Non per essere sempre pessimista, però ci potrà essere in futuro una volontà soprattutto economica nella parte anche delle potenze oppure rimarremo comunque legati, in qualche modo, sempre al combustibile?
secondo me tra un po’ di tempo si. Anche perchè sono comunque fonti finite, quindi prima o poi dovremo fare la pace con l’idea che non potremo utilizzarle in eterno e la scienza ci dice che è la strada da intraprendere. Però la scienza non può prendere decisioni, perciò dipende un po’ dalla volontà di tutti quanti ed il rapporto tra nazioni è sempre molto difficile. Dalle prime COP si è fatto tanto, anche in ambito internazionale. Se pensiamo poi anche a quanto fermento c’è adesso a livello di coscienza, individuale e collettiva. I giovani, dai primi scioperi di Greta Thunberg, hanno costituito un movimento che dal basso ha risvegliato le coscienze di tutti.

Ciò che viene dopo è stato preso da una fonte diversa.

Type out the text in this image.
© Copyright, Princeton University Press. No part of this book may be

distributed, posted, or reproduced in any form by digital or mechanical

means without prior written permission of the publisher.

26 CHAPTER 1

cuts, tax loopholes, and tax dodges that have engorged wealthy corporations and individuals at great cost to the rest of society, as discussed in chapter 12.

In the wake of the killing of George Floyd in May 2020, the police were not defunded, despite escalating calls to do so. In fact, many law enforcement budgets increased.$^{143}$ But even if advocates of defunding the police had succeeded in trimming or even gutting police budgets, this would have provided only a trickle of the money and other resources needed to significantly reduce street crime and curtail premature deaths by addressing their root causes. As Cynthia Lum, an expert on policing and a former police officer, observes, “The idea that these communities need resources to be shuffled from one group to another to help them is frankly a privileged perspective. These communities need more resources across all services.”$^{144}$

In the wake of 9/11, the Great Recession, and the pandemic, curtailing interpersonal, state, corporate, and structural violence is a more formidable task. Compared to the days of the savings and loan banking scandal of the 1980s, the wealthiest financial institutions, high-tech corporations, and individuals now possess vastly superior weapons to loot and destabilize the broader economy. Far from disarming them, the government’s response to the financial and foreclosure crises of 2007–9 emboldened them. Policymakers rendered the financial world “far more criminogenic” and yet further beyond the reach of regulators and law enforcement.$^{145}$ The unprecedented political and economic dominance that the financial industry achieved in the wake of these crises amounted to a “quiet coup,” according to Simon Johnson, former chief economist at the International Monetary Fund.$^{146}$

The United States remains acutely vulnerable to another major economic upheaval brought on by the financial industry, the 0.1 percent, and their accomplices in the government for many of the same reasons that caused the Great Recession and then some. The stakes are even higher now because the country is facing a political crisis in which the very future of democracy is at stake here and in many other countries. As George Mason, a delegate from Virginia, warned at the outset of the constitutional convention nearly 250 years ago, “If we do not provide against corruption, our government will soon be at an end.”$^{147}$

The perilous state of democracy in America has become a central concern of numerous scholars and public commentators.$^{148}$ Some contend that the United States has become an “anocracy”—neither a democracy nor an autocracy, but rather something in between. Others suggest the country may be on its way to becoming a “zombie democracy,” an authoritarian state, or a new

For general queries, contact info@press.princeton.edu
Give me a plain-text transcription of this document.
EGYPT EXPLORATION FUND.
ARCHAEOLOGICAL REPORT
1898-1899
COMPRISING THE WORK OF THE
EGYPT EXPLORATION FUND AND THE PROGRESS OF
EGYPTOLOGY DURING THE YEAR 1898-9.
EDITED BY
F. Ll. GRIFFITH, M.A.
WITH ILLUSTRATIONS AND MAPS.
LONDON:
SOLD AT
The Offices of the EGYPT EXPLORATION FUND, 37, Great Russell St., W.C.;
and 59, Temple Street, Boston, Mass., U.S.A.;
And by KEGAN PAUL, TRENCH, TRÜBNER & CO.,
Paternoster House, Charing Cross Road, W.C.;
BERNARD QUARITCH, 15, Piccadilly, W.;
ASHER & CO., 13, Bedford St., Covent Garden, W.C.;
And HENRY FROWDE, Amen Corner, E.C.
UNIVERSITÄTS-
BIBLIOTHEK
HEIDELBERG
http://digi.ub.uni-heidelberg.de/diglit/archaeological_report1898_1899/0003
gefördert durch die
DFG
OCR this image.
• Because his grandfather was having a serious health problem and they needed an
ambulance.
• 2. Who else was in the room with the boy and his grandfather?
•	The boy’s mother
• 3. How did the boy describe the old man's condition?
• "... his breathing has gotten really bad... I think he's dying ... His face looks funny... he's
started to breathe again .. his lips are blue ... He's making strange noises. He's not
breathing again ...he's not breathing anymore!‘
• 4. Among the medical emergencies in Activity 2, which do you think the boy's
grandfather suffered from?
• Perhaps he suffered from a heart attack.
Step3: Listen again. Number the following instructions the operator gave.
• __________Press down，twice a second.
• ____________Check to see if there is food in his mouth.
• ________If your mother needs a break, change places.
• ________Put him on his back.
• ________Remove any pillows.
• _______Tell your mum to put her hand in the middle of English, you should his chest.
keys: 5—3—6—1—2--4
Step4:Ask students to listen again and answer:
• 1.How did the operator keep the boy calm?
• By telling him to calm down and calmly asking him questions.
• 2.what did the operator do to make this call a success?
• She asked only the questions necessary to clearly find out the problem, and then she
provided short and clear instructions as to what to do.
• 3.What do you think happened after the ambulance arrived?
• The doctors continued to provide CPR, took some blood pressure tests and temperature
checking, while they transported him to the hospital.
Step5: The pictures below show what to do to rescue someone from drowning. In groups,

Non ci saranno forse rivoluzioni industriali, ma rivoluzioni culturali. Parlando del ruolo dello scienziato: durante la pandemia questo ruolo è stato oggetto di discussione, spesso definito “da salotto”. Lei, da scienziata, cosa ne pensa?
Ci siano stati degli scostamenti rispetto a quello che è il normale modo di procedere della scienza, dove ci vogliono determinati tempi per arrivare a un certo risultato. Tutta quella discussione che di solito si fa a porte chiuse prima di mostrare alla società il risultato di un lavoro, è stato fatto davanti a tutti. E questo ha fatto vedere a tutti che la scienza è fatta di opinioni, contro-opinioni, di verifiche. Ma il messaggio importante che è emerso è che la scienza è complessa.